Do ponto de vista da potencial vítima, estar alerta aos seguintes sinais:

  • ser perseguido
  • receber textos, e-mails e telefonemas repetidos
  • sentir medo pela segurança própria
  • começar a sentir dificuldade em fazer amizades ou manter contato com familiares por causa do(a) parceiro(a)
  • sentir-se controlado nos desejos próprios, na liberdade de sai, ter opiniões, fazer opções de vida e sentir que lhe estão constantemente a monitorizar as acções
  • sinais de excessivo ciúme mesmo quando não há razões objectivas para que isso aconteça.
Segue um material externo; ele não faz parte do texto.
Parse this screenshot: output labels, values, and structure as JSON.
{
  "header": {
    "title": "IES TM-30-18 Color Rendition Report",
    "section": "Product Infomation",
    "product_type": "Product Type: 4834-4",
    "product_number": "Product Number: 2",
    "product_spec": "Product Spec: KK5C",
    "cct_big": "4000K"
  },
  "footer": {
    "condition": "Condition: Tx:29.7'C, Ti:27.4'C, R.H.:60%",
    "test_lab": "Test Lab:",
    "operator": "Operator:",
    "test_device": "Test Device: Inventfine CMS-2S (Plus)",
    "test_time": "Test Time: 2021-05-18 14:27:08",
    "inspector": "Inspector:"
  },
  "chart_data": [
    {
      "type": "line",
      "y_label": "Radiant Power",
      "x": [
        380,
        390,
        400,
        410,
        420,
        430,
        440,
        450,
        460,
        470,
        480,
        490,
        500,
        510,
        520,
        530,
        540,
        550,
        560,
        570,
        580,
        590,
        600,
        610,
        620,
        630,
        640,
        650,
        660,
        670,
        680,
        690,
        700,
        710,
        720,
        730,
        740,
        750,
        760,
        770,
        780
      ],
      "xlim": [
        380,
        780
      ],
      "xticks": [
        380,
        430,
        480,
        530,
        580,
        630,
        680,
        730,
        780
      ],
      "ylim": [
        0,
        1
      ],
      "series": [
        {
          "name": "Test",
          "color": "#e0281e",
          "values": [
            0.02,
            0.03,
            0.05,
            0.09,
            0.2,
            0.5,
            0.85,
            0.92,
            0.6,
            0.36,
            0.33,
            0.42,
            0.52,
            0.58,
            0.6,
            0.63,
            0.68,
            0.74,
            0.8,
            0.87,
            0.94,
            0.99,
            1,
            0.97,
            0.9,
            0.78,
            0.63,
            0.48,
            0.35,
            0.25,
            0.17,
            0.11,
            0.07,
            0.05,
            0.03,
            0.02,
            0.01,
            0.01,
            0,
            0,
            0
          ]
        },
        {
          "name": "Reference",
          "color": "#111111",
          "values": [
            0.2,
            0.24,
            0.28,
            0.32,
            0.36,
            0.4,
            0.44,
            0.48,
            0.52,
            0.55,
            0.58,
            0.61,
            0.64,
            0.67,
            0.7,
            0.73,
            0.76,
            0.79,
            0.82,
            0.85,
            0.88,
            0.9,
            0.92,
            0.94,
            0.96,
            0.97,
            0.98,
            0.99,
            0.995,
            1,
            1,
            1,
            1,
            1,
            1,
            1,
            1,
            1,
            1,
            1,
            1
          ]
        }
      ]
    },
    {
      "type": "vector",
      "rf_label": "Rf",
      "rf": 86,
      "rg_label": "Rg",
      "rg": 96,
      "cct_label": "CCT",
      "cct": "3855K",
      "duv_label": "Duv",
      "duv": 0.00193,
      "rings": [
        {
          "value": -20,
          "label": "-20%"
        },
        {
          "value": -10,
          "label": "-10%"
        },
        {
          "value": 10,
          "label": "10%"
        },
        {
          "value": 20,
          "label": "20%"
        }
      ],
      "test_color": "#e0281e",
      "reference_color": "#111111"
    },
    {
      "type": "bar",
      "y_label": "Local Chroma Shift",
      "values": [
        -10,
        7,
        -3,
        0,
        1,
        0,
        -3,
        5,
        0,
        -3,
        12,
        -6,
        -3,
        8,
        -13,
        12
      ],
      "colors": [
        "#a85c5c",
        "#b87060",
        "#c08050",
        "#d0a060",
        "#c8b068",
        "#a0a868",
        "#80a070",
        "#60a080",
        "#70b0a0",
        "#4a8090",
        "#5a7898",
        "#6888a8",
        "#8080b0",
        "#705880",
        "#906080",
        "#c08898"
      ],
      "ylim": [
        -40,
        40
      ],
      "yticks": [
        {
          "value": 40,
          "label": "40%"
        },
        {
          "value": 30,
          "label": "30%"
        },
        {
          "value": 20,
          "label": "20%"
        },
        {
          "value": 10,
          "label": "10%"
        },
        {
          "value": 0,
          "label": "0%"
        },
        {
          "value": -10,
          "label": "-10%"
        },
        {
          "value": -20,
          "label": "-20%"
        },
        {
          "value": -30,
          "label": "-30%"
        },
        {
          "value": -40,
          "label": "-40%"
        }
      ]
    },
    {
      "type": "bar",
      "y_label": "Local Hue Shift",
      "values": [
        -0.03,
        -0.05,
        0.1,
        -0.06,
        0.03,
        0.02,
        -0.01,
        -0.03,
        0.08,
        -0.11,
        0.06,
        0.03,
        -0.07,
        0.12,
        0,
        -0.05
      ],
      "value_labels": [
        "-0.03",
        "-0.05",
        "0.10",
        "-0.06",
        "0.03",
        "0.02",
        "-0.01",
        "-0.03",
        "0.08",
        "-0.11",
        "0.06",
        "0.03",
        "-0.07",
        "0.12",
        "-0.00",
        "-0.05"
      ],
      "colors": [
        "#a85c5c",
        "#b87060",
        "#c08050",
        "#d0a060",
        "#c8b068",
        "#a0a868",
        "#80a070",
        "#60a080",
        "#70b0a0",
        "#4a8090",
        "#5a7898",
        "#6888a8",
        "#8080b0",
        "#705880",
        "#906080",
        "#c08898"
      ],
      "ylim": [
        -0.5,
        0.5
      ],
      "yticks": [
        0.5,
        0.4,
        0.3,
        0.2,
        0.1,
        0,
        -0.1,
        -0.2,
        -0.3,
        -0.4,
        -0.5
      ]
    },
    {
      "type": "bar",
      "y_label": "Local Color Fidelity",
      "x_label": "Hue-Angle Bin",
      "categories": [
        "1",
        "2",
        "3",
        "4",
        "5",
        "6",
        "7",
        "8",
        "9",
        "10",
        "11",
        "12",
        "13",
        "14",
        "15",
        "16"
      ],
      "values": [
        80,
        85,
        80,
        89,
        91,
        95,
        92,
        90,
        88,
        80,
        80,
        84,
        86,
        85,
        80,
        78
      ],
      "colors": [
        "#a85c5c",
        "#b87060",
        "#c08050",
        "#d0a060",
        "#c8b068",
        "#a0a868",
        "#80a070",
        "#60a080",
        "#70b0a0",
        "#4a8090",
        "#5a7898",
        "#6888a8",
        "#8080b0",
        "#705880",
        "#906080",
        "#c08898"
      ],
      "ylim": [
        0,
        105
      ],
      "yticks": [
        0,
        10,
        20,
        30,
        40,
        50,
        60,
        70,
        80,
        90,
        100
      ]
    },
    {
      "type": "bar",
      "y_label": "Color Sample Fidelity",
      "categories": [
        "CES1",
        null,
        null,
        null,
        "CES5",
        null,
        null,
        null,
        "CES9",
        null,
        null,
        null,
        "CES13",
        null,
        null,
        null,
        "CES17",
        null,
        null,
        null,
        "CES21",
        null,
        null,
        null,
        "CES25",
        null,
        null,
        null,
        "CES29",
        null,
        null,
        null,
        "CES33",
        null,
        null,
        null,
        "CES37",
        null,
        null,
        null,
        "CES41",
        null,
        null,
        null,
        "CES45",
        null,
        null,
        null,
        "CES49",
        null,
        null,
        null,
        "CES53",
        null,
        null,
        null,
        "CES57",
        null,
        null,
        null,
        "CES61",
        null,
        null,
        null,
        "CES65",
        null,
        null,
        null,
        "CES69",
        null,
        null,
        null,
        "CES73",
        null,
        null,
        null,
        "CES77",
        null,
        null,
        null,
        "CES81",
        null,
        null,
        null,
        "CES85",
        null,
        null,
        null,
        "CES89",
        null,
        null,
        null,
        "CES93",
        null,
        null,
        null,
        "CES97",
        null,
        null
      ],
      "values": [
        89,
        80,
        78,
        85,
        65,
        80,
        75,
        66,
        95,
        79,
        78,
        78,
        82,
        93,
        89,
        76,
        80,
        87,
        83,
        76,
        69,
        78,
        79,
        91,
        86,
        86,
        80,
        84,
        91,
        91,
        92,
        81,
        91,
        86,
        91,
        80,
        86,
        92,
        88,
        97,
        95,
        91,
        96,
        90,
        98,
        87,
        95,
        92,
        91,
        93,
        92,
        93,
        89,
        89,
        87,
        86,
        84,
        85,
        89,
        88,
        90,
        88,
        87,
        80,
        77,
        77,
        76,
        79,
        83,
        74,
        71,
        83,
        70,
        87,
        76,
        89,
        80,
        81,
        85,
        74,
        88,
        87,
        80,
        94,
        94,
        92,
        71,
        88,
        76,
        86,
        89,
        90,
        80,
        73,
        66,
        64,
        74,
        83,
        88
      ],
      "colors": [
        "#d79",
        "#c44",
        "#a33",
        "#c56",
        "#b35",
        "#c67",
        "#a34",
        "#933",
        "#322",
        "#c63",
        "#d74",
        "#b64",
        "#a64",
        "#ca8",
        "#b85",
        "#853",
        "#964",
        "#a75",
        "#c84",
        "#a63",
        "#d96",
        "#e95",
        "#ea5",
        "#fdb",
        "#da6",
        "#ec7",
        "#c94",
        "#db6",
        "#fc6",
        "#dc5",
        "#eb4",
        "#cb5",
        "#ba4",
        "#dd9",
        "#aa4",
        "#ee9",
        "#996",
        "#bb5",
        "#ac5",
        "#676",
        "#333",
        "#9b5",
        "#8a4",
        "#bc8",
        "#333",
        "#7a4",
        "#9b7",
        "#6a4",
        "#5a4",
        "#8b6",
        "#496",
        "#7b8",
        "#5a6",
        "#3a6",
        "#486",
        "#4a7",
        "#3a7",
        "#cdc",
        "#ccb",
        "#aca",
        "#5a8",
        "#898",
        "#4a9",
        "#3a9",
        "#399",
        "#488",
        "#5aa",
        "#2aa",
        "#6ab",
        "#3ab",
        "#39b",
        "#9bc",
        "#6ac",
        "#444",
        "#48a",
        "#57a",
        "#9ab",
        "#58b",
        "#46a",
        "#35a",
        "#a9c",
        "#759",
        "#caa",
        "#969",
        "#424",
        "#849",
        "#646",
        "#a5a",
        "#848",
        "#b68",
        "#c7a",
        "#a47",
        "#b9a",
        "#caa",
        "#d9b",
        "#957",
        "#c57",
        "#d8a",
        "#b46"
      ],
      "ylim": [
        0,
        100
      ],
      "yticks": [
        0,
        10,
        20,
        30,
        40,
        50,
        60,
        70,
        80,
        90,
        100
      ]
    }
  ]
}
É necessário distinguir o ciúme considerado normal numa relação madura e saudável, do ciúme patológico que difere do anterior pela sua irracionalidade e absurda intensidade. Indivíduos com ciúme obsessivo têm ruminações desagradáveis e irracionais de que o parceiro possa ser infiel, acompanhadas por uma verificação compulsiva do seu comportamento.

Se sentirem alguns destes sinais, informem os amigos, familiares, a polícia, os colegas, recorram a um psicoterapeuta para pedir ajuda, para se libertarem. Do comportamento obsessivo à violência, psicológica ou física, pode ir um passo. Quanto mais forte for a rede, menor o perigo.

Recomendo finalmente a leitura deste livro “Os manipuladores do amor”. A manipulação nas relações ~presente também nos homicidas mas não só, em muitas relações amorosas quotidianas-  também é uma outra forma de violência psicológica que convém entender. Refiro-me a casos que não são notícia de jornal e fazem sofrer inúmeras pessoas nas suas relações amorosas todos os dias.